Heidi by Johanna Spyri

Heidi felt to me like one of those books I should have read in childhood but never did, and I was a little hesitant to read it as an adult because I was worried I would find it too sappy. In fact, I found it totally charming, despite its many references to God and despite the problematic/ableist ending.

At the start of the book we meet Heidi, an orphan who’s being taken to live with her grandfather, who we’re told “drank and gambled away” his big farm and supposedly “killed somebody in a quarrel” in Italy. Heidi’s grandfather has a pair of goats and lives in a mountain hut; he regularly sees Peter, the kid who’s the village goatherd, but is otherwise cut off from society, and people imagine he won’t be thrilled to be taking care of Heidi. But Heidi, who is five, is all sweetness, and quickly wins her grandfather over: she’s excited to be in the mountains, and happy to see him, and delighted by his hut and his goats. Heidi’s idyllic mountain existence is interrupted, though, when her aunt arrives to take her to Frankfurt, where she’s to be a companion to a young girl who can’t walk/uses a wheelchair. The girl, Klara, turns out to be smart and kind, and Heidi has some adventures in the city, but she misses her grandfather and the countryside terribly. She starts sleepwalking, and when Klara’s dad has her talk to his friend the doctor, the doctor says Heidi needs to go home. So back to the mountain she goes. Eventually the city folks come to visit—first the doctor, then Klara and her grandmother—and the mountains help cure everyone of their ills and sorrows.
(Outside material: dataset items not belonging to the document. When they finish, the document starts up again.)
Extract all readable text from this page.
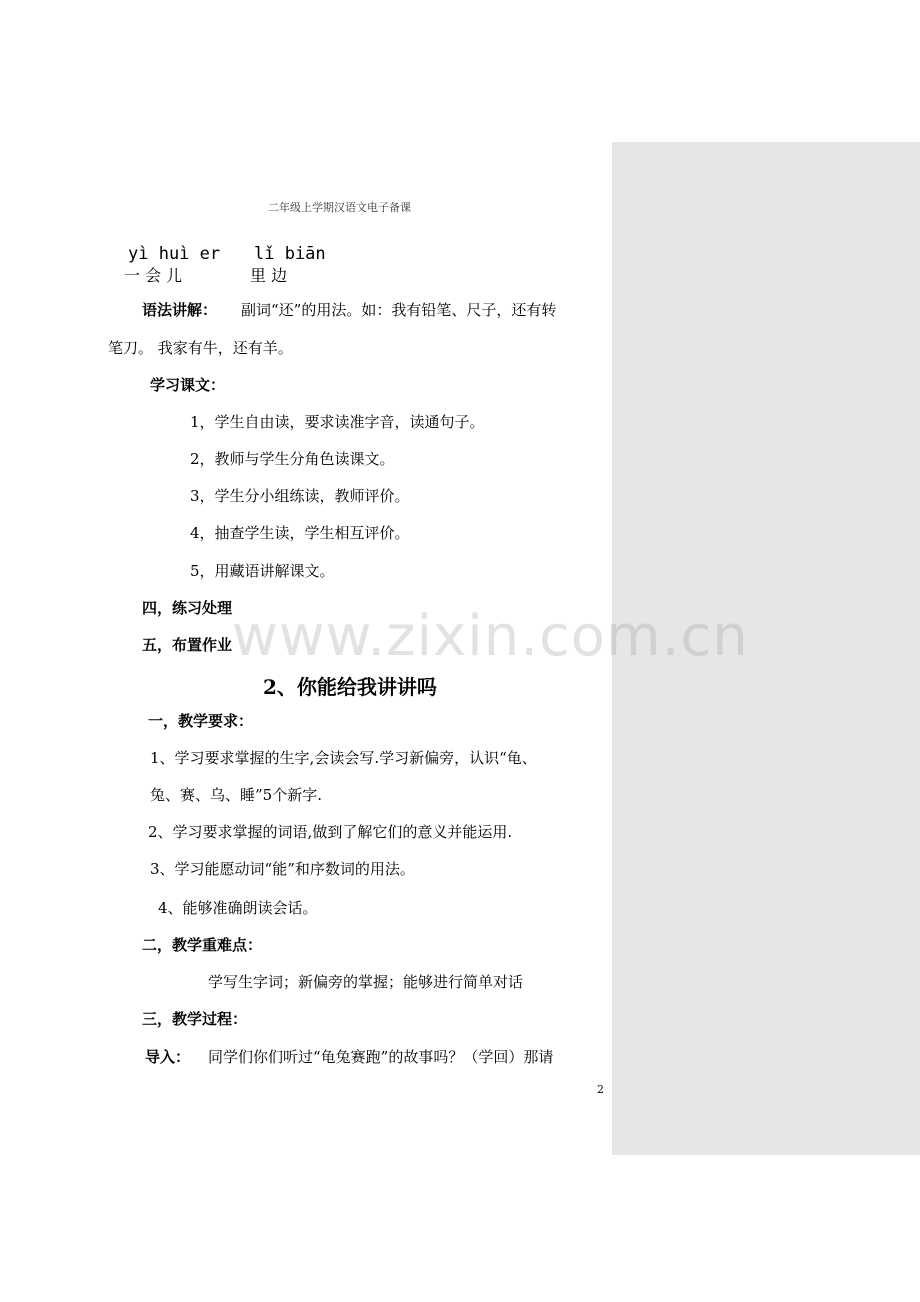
二年级上学期汉语文电子备课
yì huì er lǐ biān
一 会 儿	里 边
语法讲解： 副词“还”的用法。如：我有铅笔、尺子，还有转
笔刀。 我家有牛，还有羊。
学习课文：
1，学生自由读，要求读准字音，读通句子。
2，教师与学生分角色读课文。
3，学生分小组练读，教师评价。
4，抽查学生读，学生相互评价。
5，用藏语讲解课文。
四，练习处理
五，布置作业 www.zixin.com.cn
2、你能给我讲讲吗
一，教学要求：
1、学习要求掌握的生字,会读会写.学习新偏旁，认识“龟、
兔、赛、乌、睡”5个新字.
2、学习要求掌握的词语,做到了解它们的意义并能运用.
3、学习能愿动词“能”和序数词的用法。
4、能够准确朗读会话。
二，教学重难点：
学写生字词；新偏旁的掌握；能够进行简单对话
三，教学过程：
导入： 同学们你们听过“龟兔赛跑”的故事吗？（学回）那请
2
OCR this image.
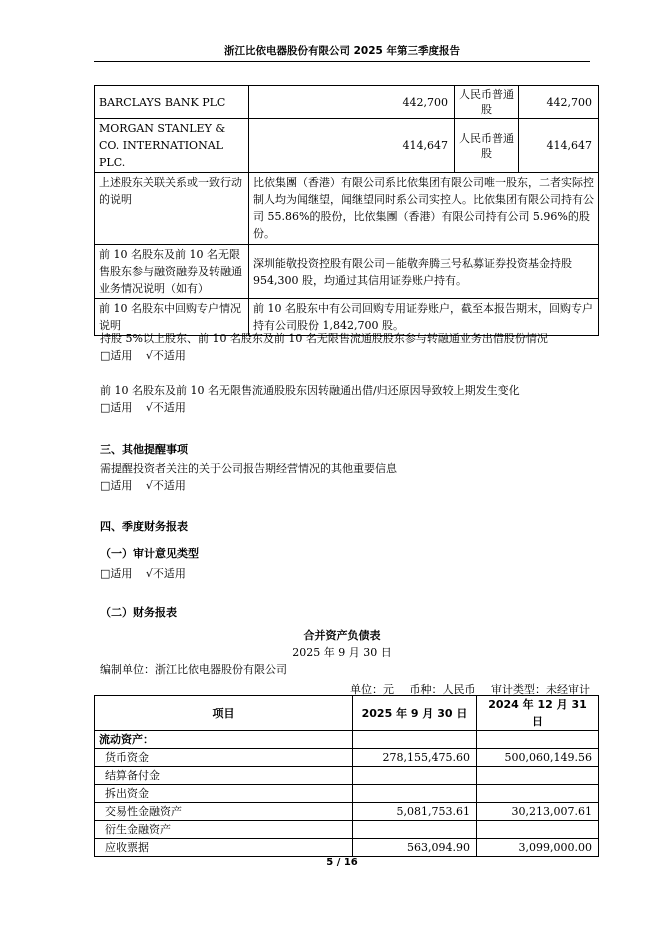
浙江比依电器股份有限公司 2025 年第三季度报告
BARCLAYS BANK PLC	442,700	人民币普通股	442,700
MORGAN STANLEY & CO. INTERNATIONAL PLC.	414,647	人民币普通股	414,647
上述股东关联关系或一致行动的说明	比依集團（香港）有限公司系比依集团有限公司唯一股东，二者实际控制人均为闻继望，闻继望同时系公司实控人。比依集团有限公司持有公司 55.86%的股份，比依集團（香港）有限公司持有公司 5.96%的股份。		
前 10 名股东及前 10 名无限售股东参与融资融券及转融通业务情况说明（如有）	深圳能敬投资控股有限公司－能敬奔腾三号私募证券投资基金持股 954,300 股，均通过其信用证券账户持有。		
前 10 名股东中回购专户情况说明	前 10 名股东中有公司回购专用证券账户，截至本报告期末，回购专户持有公司股份 1,842,700 股。		
持股 5%以上股东、前 10 名股东及前 10 名无限售流通股股东参与转融通业务出借股份情况
□适用 √不适用
前 10 名股东及前 10 名无限售流通股股东因转融通出借/归还原因导致较上期发生变化
□适用 √不适用
三、其他提醒事项
需提醒投资者关注的关于公司报告期经营情况的其他重要信息
□适用 √不适用
四、季度财务报表
（一）审计意见类型
□适用 √不适用
（二）财务报表
合并资产负债表
2025 年 9 月 30 日
编制单位：浙江比依电器股份有限公司
单位：元 币种：人民币 审计类型：未经审计
项目	2025 年 9 月 30 日	2024 年 12 月 31 日
流动资产：		
货币资金	278,155,475.60	500,060,149.56
结算备付金		
拆出资金		
交易性金融资产	5,081,753.61	30,213,007.61
衍生金融资产		
应收票据	563,094.90	3,099,000.00
5 / 16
Heidi’s caring and kindness and generosity could be grating, but somehow weren’t: she’s just so happy to be running around with the goats and listening to the sound of the wind in the trees, and she’s equally happy reading hymns to Peter the goatherd’s blind grandmother, or watching her grandfather make things out of wood, or talking with Klara or the doctor. She’s not particularly well-developed as a character, but her sweetness is winning enough that I didn’t mind.

I also love the descriptions of places in this book—Heidi’s grandfather’s mountain hut with its table and cupboard and the hayloft where Heidi sleeps; the pasture where the goats graze, with all its herbs and wildflowers; the snow in winter piling up to the windows; the half-ruined house in the village where Heidi and her grandfather start spending the winters. I like the descriptions of summer, like this: “The sky was a deep blue, and the sun shone on the green mountain. Everywhere there were flowers: delicate primroses and great patches of blue gentians and golden rock-roses nodding in the sunshine.” And I like the descriptions of winter, like this: “In the evening, the moon shone over the vast snow fields, and the next day the whole mountain glittered like a crystal.”